Of the 300 flats on the estate, two-thirds are occupied by council tenants. The rest are privately owned.
People like John Holland, who works as a security guard, bought his house from the council thirty years ago. That was shortly after Mrs Thatcher's Housing Act was passed in 1980, enabling tenants to buy their homes at a large discount.
At the time he and his sister paid £39,000 for their five-bedroom property, even though it was valued at around £70,000.
Today it is worth around £600,000.
Unsurprisingly, right-to-buy made him a happy man indeed.
"If it weren't for Mrs Thatcher's policy, we couldn't have afforded to buy," he says.
"There's no way we'd be property owners now if it wasn't for her. It was perfect, absolutely perfect."
'We are in a mess'
Other long-term residents of the estate have very different views. One man, who did not want to be named, said most people could not afford to buy at the time. Others who did manage to purchase had subsequently struggled.
"A lot of people who bought couldn't afford the repayments, because the economy went down under Mrs Thatcher," he says.
"Also the scheme meant they stopped building enough social housing."
Linda Treherne, a resident of the estate since it was built, is also bitter about the policy.

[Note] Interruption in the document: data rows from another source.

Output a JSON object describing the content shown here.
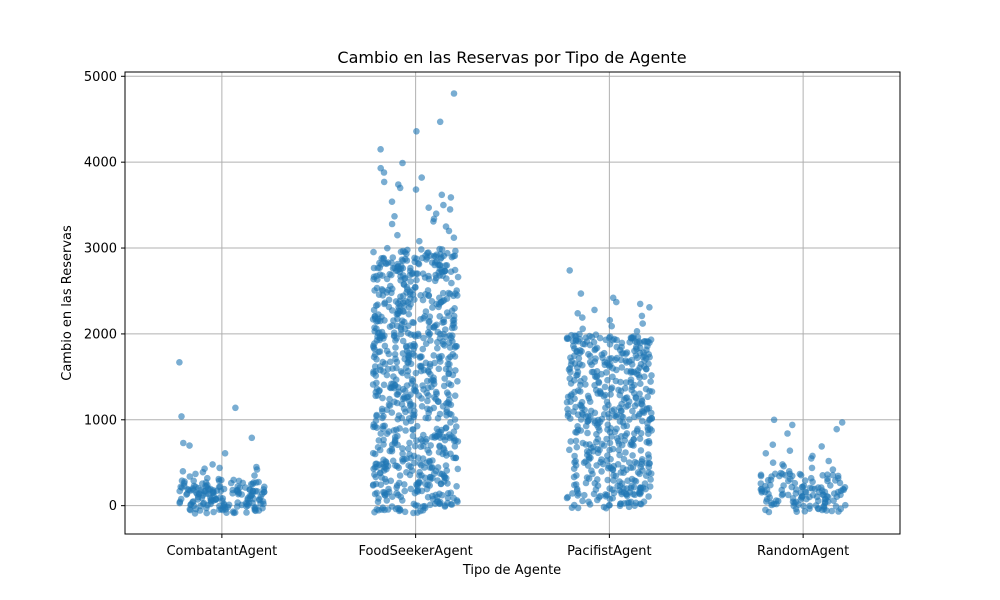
{
  "chart_data": {
    "type": "scatter",
    "title": "Cambio en las Reservas por Tipo de Agente",
    "xlabel": "Tipo de Agente",
    "ylabel": "Cambio en las Reservas",
    "categories": [
      "CombatantAgent",
      "FoodSeekerAgent",
      "PacifistAgent",
      "RandomAgent"
    ],
    "yticks": [
      0,
      1000,
      2000,
      3000,
      4000,
      5000
    ],
    "ylim": [
      -330,
      5050
    ],
    "grid": true,
    "marker_color": "#1f77b4",
    "marker_alpha": 0.6,
    "series": [
      {
        "category": "CombatantAgent",
        "values": [
          1670,
          1140,
          1040,
          790,
          730,
          700,
          610,
          480,
          450,
          440,
          430,
          420,
          400,
          390,
          370,
          350,
          340,
          320,
          310,
          300,
          290,
          280,
          270,
          260,
          250,
          240,
          230,
          220,
          210,
          200,
          190,
          180,
          170,
          160,
          150,
          140,
          130,
          120,
          110,
          100,
          90,
          80,
          70,
          60,
          50,
          40,
          30,
          20,
          10,
          0,
          -10,
          -20,
          -30,
          -40,
          -50,
          -60,
          -70,
          -80,
          -90
        ]
      },
      {
        "category": "FoodSeekerAgent",
        "values": [
          4800,
          4470,
          4360,
          4150,
          3990,
          3930,
          3880,
          3820,
          3770,
          3740,
          3700,
          3680,
          3620,
          3590,
          3540,
          3500,
          3470,
          3450,
          3400,
          3370,
          3340,
          3310,
          3280,
          3250,
          3200,
          3150,
          3120,
          3080
        ]
      },
      {
        "category": "PacifistAgent",
        "values": [
          2740,
          2470,
          2420,
          2370,
          2350,
          2310,
          2280,
          2240,
          2210,
          2190,
          2160,
          2120,
          2090,
          2060,
          2030
        ]
      },
      {
        "category": "RandomAgent",
        "values": [
          1000,
          970,
          940,
          890,
          840,
          710,
          690,
          640,
          610,
          580,
          550,
          520,
          500,
          480,
          460,
          440,
          420,
          400,
          380,
          360,
          340,
          320,
          300
        ]
      }
    ],
    "dense_bands": [
      {
        "category": "CombatantAgent",
        "low": -90,
        "high": 300
      },
      {
        "category": "FoodSeekerAgent",
        "low": -90,
        "high": 3000
      },
      {
        "category": "PacifistAgent",
        "low": -30,
        "high": 2000
      },
      {
        "category": "RandomAgent",
        "low": -80,
        "high": 380
      }
    ]
  }
}
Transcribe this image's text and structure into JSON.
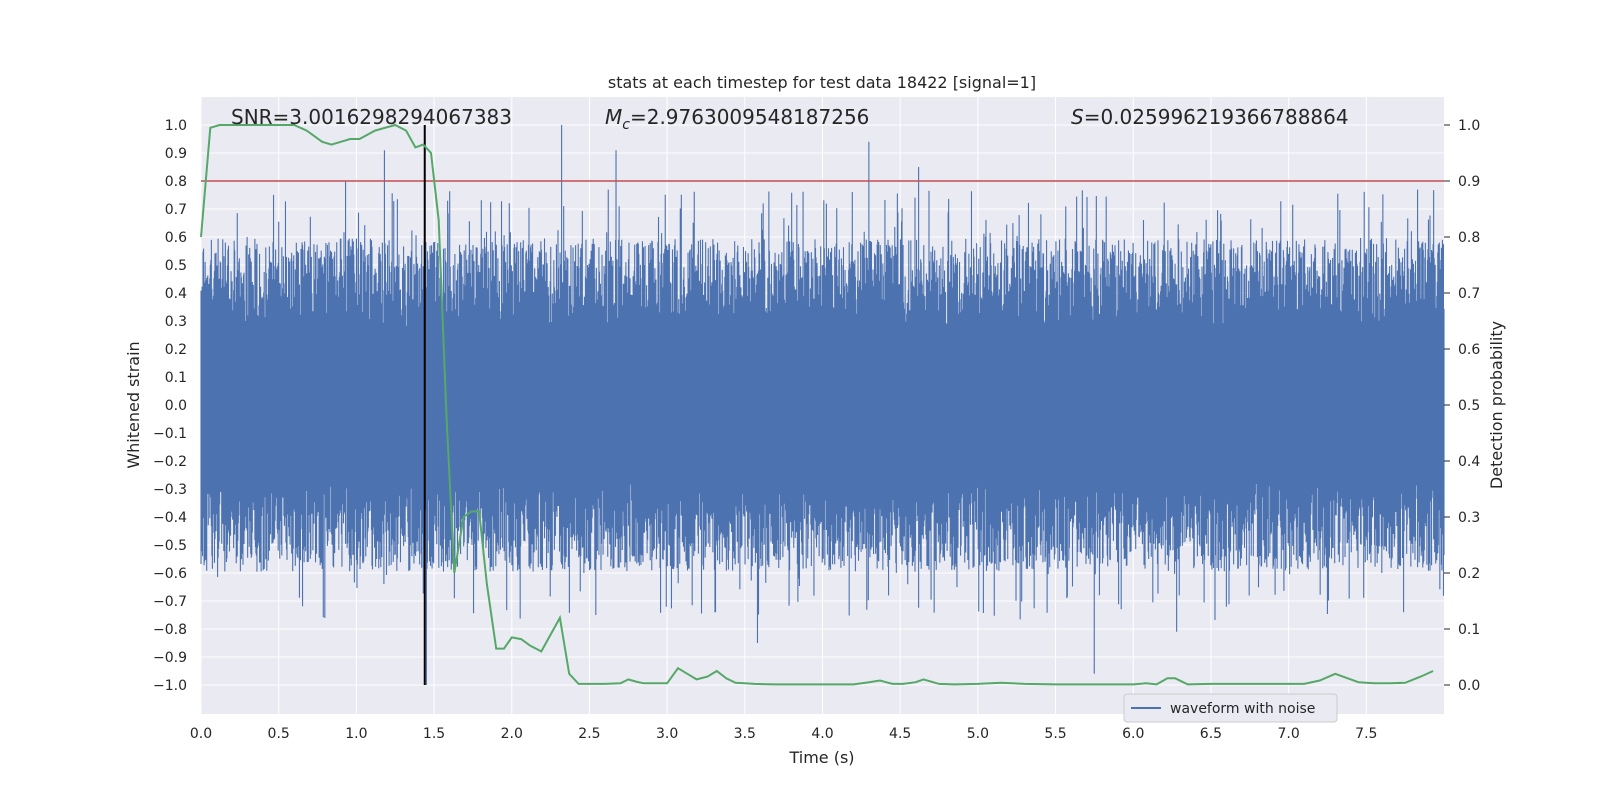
{
  "chart_data": {
    "type": "line",
    "title": "stats at each timestep for test data 18422 [signal=1]",
    "xlabel": "Time (s)",
    "ylabel_left": "Whitened strain",
    "ylabel_right": "Detection probability",
    "xlim": [
      0,
      8
    ],
    "ylim_left": [
      -1.1,
      1.1
    ],
    "ylim_right": [
      -0.05,
      1.05
    ],
    "x_ticks": [
      "0.0",
      "0.5",
      "1.0",
      "1.5",
      "2.0",
      "2.5",
      "3.0",
      "3.5",
      "4.0",
      "4.5",
      "5.0",
      "5.5",
      "6.0",
      "6.5",
      "7.0",
      "7.5"
    ],
    "y_ticks_left": [
      "1.0",
      "0.9",
      "0.8",
      "0.7",
      "0.6",
      "0.5",
      "0.4",
      "0.3",
      "0.2",
      "0.1",
      "0.0",
      "−0.1",
      "−0.2",
      "−0.3",
      "−0.4",
      "−0.5",
      "−0.6",
      "−0.7",
      "−0.8",
      "−0.9",
      "−1.0"
    ],
    "y_ticks_right": [
      "1.0",
      "0.9",
      "0.8",
      "0.7",
      "0.6",
      "0.5",
      "0.4",
      "0.3",
      "0.2",
      "0.1",
      "0.0"
    ],
    "annotations": {
      "snr": "SNR=3.0016298294067383",
      "mc_symbol": "M",
      "mc_sub": "c",
      "mc_value": "=2.9763009548187256",
      "s_symbol": "S",
      "s_value": "=0.025996219366788864"
    },
    "threshold": {
      "value": 0.9,
      "color": "#c44e52"
    },
    "marker_time": 1.44,
    "legend": [
      {
        "label": "waveform with noise",
        "color": "#4c72b0"
      }
    ],
    "series": [
      {
        "name": "waveform with noise",
        "axis": "left",
        "color": "#4c72b0",
        "typical_amplitude": 0.35,
        "max_positive": 1.0,
        "min_negative": -1.0,
        "peaks": [
          {
            "x": 0.93,
            "y": 0.8
          },
          {
            "x": 1.18,
            "y": 0.91
          },
          {
            "x": 1.45,
            "y": -1.0
          },
          {
            "x": 2.32,
            "y": 1.0
          },
          {
            "x": 2.67,
            "y": 0.91
          },
          {
            "x": 3.58,
            "y": -0.85
          },
          {
            "x": 4.3,
            "y": 0.94
          },
          {
            "x": 4.62,
            "y": 0.85
          },
          {
            "x": 5.75,
            "y": -0.96
          },
          {
            "x": 6.28,
            "y": -0.81
          }
        ]
      },
      {
        "name": "detection probability",
        "axis": "right",
        "color": "#55a868",
        "x": [
          0.0,
          0.06,
          0.12,
          0.2,
          0.4,
          0.6,
          0.68,
          0.78,
          0.84,
          0.9,
          0.96,
          1.02,
          1.12,
          1.25,
          1.32,
          1.38,
          1.43,
          1.48,
          1.53,
          1.58,
          1.63,
          1.69,
          1.74,
          1.79,
          1.84,
          1.9,
          1.95,
          2.0,
          2.06,
          2.12,
          2.19,
          2.25,
          2.31,
          2.37,
          2.43,
          2.5,
          2.6,
          2.7,
          2.75,
          2.8,
          2.85,
          2.92,
          3.0,
          3.07,
          3.13,
          3.19,
          3.26,
          3.32,
          3.38,
          3.44,
          3.5,
          3.56,
          3.7,
          4.0,
          4.2,
          4.3,
          4.37,
          4.45,
          4.52,
          4.6,
          4.65,
          4.75,
          4.85,
          5.0,
          5.15,
          5.3,
          5.5,
          5.8,
          6.0,
          6.08,
          6.15,
          6.22,
          6.27,
          6.35,
          6.5,
          6.65,
          6.8,
          6.9,
          7.1,
          7.2,
          7.3,
          7.38,
          7.45,
          7.55,
          7.65,
          7.75,
          7.85,
          7.93
        ]
      }
    ]
  }
}
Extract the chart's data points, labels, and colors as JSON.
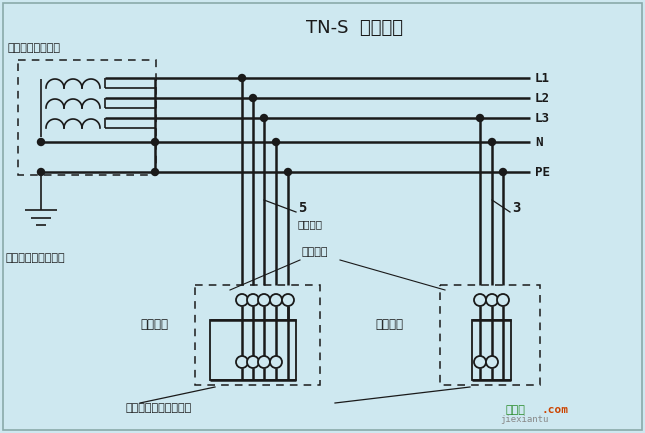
{
  "bg_color": "#cee8f0",
  "line_color": "#1a1a1a",
  "title": "TN-S  接地系统",
  "labels_right": [
    "L1",
    "L2",
    "L3",
    "N",
    "PE"
  ],
  "label_top_left": "电力变压器低压侧",
  "label_bottom_left": "电力变压器就近接地",
  "label_device1": "用电设备",
  "label_device2": "用电设备",
  "label_cable": "电源电缆",
  "label_entry": "电源入户",
  "label_exposed": "用电设备外露导电部分",
  "label_5": "5",
  "label_3": "3",
  "watermark1": "接线图",
  "watermark2": ".com",
  "watermark3": "jiexiantu"
}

Under the rules, councils were prevented from reinvesting most of the proceeds of council house sales in new homes. After 1990, most local authorities were only allowed to spend 25% of such receipts on building houses.
"It took control away from the council's housing departments. Because of right-to-buy, we are in a mess," she complains.
She points out that some people on the estate bought two properties, and now rent them out.
"It really rankles me that people made such a profit," she says.
Some residents are second-generation owners, having bought their homes from the original council tenants.
Architect Alex Thomas paid £250,000 for his flat three years ago. The original tenant had bought it for just £30,000 in 2000.
"He bought a yacht, I expect," says Thomas.
Fabian Watkinson, a musician, is also a second-generation owner. The previous owners sold it to him on the very first day they were allowed to, three years after they bought it from the council.
He is not exactly full of praise for Margaret Thatcher, but admits he is lucky to have it.
"I have to say I'm grateful for the right-to-buy. I'm very happy," he says.
But he believes the real legacy of the policy is in the nature of the mixed communities it created.
Here on the Whittington estate, professionals live right alongside manual workers; black and white live on the same streets.
"Right-to-buy has created a social mix," he says.
"Overall I think it worked very well. It has created a great sense of community. I know my neighbours."
Architect Alex Thomas agrees.
"The people who own flats take a pride in the place, and often get involved in community groups. So the policy had positive benefits."
Lying in his shady grave next door, Marx would never have agreed.
For this was a policy that attempted to cut across all class lines, and fulfil the very capitalist aspirations of acquiring a home and putting money in the bank.
But with two million Britons having taken up Margaret Thatcher's offer since 1980, even he would have to recognise its enduring appeal.